Speaker
Keith is Chief Executive Officer for ScottishPower and he also sits on the ScottishPower Board, where he was appointed in February 2012.
Keith has full responsibility for the Company’s activities in the UK including the £5.3bn investment plan to 2022 designed to strengthen the position of the Company as the Utility of the Future.
Prior to joining ScottishPower, Keith had worked with some major financial institutions including The Royal Bank of Scotland and Standard Life, as well as working as a management consultant with Ernst & Young.
Tracy Black was appointed Scotland Director on 1 January 2018, having first joined the CBI as Deputy Regional Director for Scotland in April 2017. A recognised thought-leader within the Scottish business community, Tracy regularly appears on platforms alongside Scotland’s foremost political and business leaders and has a growing reputation as an essential economic commentator.
Alongside a varied and distinguished career in the financial services sector, where she worked with top tier global financial institutions like Goldman Sachs International and UBS AG, Tracy has experience of working with a range of SMEs and entrepreneurial start-ups, particularly spin-outs from the higher education sector.
Tracy has also provided advisory services to a range of start-ups and financial services companies and is currently co-owner of Carter Vintners Limited, a company producing high quality Australian wines.
In addition to professional roles, Tracy has been actively involved in leadership and mentoring programmes, in particular working with school children, prisoners and ex-offenders. She also sits on the Boards of Skills Development Scotland, The University of Strathclyde Enterprise & Investment Committee and Chairs the ScotRail Alliance Stakeholder Panel.
Professor Sir Jim McDonald is Principal and Vice-Chancellor of the University of Strathclyde. He Co-chairs, with the First Minister, the Scottish Government’s Energy Advisory Board. He is Chairman of the Independent Glasgow Economic Leadership Board. He holds several senior business appointments with organisations including the Weir Group plc, Scottish Power plc, the UK Offshore Renewable Energy Catapult and the UK National Physical Laboratory. In the Queen’s Jubilee Birthday Honours List 2012, Professor McDonald was awarded a Knighthood for services to education, engineering and the economy. He was elected President of the Royal Academy of Engineering in September, 2019.
Susan Aitken became Leader of Glasgow City Council when the SNP became the largest party on the Council and formed a minority administration in May 2017. She was elected as a councillor for the Langside ward, where she lives, in 2012 and has been leader of the SNP group since 2014, having previously served as the group spokesperson on health and social care.
Before being elected, Susan worked in a variety of policy and research roles in the Scottish Parliament and the third sector, and as a freelance writer and editor specialising in health and social care policy. She grew up in Biggar in South Lanarkshire, moved to Glasgow aged 17 and is a graduate of both Glasgow and Strathclyde Universities.
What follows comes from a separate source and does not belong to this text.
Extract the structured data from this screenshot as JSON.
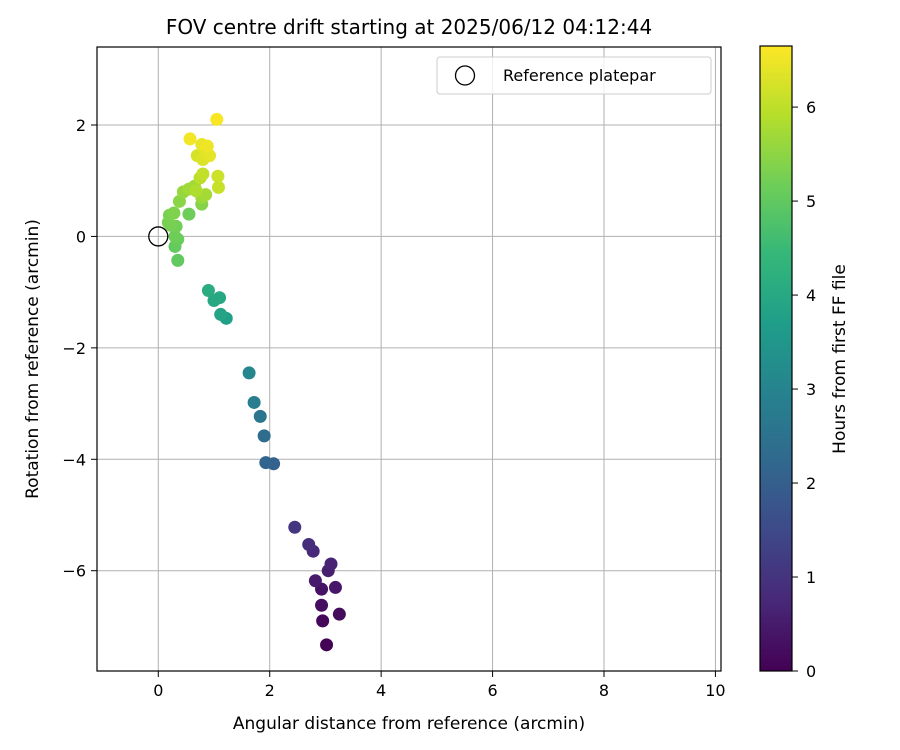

Present policies concentrate on the desperate need to get to zero carbon emissions as soon as possible. However, if we were able to do that, the concentration of atmospheric greenhouse gases will be what we have now plus what we will be emitting between now and the zero-emission date minus the (decreasing) amount taken up by the oceans. This means that typhoons, floods, droughts, bushfires, sea-level rise, Arctic ice loss and damage to coral will all be worse, perhaps much worse than at present. Zero is not low enough. As well as reducing emissions we will have to remove greenhouse gases and also do direct cooling. The necessary cooling energy is enormous compared with present energy use but small compared with the solar input. It follows that quite a small increase in planetary reflectivity could offset the thermal effects of the increased greenhouse gas concentration.
In 1990 John Latham pointed to work by Sean Twomey on the reflectivity of clouds which showed that reflectivity depends on the size distribution of cloud drops. For the same amount of water, a larger number of small drops will reflect more than a smaller number of large ones. Latham suggested that the reflectivity of marine clouds could be increased by a change in the concentration of cloud condensation nuclei by spraying drops of filtered sea water into the marine boundary layer where turbulence would mix them. The solar energy reflected by a cloud drop is tens of millions of times more than the surface tension energy needed to make a condensation nucleus.